Music Visuals I : Spectrogram

The idea of these music visuals experiments is to explore different ways to generate visuals, as automatically as possible, directly from a music track. Ideally, those visuals should be entertaining and reflect what stands out in the music from a listener point of view.

In this video, I used Matlab to compute the spectrogram of a music track and display it as concentric color rings. Small rings in the center correspond to low frequencies, whereas larger rings show higher frequencies. The ring brightness is directly linked to the corresponding frequency amplitude in the spectrogram.

While the spectrogram contains a lot of information on the frequencies of the sound, it is not intuitive to link what it shows to what we hear. The low frequencies corresponding to beats and percussions are easily distinguished, however higher frequencies contain a mix of harmonics from different instruments such as piano and human voice. While we can easily distinguish them by ear, it is fairly unintuitive to do so in the spectrogram visualization where both are entwined.

In order to improve the visualization readability, more complex information can be extracted from the spectrogram such as melody, pitch, tempo, etc… These are intuitive properties used to describe music to human listeners and therefore should be used to guide an intuitive visualization. However, these properties are not always straightforward to compute and extract from the sound wave data. It gets even harder when the data is a mix of different instruments playing different melodies.

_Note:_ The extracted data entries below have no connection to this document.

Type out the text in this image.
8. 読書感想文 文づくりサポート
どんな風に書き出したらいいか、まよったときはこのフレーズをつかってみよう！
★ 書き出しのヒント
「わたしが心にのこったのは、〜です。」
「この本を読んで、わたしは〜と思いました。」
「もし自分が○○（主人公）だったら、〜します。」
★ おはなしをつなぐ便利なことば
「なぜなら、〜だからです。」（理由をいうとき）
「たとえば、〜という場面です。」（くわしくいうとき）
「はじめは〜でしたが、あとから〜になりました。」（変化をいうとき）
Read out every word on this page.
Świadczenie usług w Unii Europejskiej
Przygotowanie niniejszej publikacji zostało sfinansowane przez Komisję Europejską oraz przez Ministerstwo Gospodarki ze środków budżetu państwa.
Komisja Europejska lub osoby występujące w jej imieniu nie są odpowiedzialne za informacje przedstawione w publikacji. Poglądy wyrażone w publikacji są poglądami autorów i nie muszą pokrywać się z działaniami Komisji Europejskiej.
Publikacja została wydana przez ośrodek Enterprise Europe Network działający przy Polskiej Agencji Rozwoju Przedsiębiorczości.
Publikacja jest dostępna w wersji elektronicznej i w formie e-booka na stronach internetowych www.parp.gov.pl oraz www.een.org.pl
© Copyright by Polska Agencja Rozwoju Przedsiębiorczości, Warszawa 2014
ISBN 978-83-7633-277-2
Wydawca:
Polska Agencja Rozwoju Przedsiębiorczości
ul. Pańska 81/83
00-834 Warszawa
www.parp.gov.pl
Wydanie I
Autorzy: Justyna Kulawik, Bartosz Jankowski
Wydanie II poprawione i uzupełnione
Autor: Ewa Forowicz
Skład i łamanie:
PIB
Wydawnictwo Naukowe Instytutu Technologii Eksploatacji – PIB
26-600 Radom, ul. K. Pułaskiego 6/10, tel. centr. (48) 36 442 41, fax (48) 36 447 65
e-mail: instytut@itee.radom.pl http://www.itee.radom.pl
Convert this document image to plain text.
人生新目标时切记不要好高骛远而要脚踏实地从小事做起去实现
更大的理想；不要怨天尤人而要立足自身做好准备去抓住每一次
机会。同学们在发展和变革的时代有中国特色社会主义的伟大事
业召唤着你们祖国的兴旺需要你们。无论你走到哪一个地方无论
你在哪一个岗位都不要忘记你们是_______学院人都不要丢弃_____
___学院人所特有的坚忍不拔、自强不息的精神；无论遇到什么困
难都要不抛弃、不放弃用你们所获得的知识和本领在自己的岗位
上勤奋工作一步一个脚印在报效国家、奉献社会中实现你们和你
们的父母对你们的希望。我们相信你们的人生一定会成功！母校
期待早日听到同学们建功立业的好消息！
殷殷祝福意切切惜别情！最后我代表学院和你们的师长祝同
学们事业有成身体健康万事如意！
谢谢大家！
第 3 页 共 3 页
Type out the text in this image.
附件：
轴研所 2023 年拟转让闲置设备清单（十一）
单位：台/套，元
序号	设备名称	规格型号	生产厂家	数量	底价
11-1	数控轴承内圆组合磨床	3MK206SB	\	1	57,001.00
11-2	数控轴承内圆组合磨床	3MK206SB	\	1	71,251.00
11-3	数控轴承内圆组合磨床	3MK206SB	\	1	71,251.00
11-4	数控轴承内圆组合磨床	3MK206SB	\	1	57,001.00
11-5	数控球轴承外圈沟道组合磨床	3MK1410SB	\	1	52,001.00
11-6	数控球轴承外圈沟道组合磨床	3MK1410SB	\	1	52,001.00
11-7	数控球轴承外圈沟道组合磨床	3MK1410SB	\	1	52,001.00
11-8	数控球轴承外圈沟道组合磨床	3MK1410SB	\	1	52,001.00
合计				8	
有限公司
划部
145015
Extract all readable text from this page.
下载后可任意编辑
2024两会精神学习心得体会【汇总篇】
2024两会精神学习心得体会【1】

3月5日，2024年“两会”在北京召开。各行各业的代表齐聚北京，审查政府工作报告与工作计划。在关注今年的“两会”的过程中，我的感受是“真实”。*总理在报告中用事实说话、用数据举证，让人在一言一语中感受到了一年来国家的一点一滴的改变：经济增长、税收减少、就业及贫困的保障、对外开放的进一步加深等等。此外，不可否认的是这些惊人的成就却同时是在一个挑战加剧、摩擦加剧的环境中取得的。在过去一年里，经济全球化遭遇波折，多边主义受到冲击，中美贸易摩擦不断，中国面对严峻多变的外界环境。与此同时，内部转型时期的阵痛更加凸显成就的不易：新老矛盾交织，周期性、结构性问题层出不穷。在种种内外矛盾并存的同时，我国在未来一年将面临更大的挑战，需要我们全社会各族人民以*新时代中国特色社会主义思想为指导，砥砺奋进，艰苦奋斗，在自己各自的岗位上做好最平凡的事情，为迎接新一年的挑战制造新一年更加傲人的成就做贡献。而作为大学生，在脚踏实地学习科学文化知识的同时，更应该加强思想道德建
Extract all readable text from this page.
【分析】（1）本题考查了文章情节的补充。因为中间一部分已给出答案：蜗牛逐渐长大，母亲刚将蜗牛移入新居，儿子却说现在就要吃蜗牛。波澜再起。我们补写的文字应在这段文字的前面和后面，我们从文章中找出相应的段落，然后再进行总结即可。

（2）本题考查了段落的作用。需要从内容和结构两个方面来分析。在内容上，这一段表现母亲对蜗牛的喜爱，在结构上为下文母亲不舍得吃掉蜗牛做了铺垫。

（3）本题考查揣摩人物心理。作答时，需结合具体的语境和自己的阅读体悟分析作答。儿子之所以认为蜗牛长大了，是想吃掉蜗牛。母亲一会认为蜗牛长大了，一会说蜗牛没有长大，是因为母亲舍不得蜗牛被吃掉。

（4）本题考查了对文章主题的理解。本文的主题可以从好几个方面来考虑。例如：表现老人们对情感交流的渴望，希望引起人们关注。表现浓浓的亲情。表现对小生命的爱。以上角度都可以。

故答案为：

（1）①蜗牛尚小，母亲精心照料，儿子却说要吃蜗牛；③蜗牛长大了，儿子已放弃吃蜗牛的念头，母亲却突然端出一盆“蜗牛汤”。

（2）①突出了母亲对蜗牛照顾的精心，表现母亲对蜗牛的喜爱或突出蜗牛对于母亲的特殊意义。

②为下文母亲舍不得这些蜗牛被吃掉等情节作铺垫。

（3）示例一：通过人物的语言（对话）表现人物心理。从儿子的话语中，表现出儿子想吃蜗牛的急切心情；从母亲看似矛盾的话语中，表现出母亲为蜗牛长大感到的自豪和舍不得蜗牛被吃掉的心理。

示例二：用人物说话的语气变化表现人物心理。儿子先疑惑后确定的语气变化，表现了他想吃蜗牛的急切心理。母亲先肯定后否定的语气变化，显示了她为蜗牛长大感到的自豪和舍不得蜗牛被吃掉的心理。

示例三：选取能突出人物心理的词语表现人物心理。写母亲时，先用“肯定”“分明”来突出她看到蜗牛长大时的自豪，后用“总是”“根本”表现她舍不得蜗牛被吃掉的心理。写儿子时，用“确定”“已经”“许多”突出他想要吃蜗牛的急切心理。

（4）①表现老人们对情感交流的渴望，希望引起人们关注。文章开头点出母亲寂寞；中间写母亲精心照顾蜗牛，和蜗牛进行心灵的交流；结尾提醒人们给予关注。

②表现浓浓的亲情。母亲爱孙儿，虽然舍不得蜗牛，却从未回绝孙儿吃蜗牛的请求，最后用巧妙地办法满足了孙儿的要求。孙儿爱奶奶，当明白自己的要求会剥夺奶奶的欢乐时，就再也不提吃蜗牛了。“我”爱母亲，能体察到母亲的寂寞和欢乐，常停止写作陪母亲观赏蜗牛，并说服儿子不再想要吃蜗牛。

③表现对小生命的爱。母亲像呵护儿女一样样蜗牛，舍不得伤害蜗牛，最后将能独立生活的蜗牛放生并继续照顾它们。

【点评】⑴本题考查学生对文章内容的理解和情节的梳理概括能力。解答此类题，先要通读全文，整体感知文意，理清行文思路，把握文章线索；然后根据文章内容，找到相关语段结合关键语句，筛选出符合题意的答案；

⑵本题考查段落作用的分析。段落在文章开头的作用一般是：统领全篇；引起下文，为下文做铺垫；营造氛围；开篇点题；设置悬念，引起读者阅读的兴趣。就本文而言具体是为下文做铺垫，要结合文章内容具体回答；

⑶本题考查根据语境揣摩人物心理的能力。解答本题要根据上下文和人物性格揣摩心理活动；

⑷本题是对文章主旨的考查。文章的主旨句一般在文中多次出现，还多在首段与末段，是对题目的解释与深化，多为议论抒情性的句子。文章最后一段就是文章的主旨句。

Research on these topics is being done and tools are already available to try and extract these properties from sound data. For example, the Matlab MIR toolbox provides methods for different feature extractions, and other challenges like melody extraction can be tackled using advanced algorithms. While these methods provide impressive results in some cases, they do not work with any input and still fail when dealing with challenging cases.

These tools are promising ways to improve the music analysis part of this, though my priority for future experiments will probably be to improve on the visual generation part to try to get interesting visuals even for simple and easy to compute music features.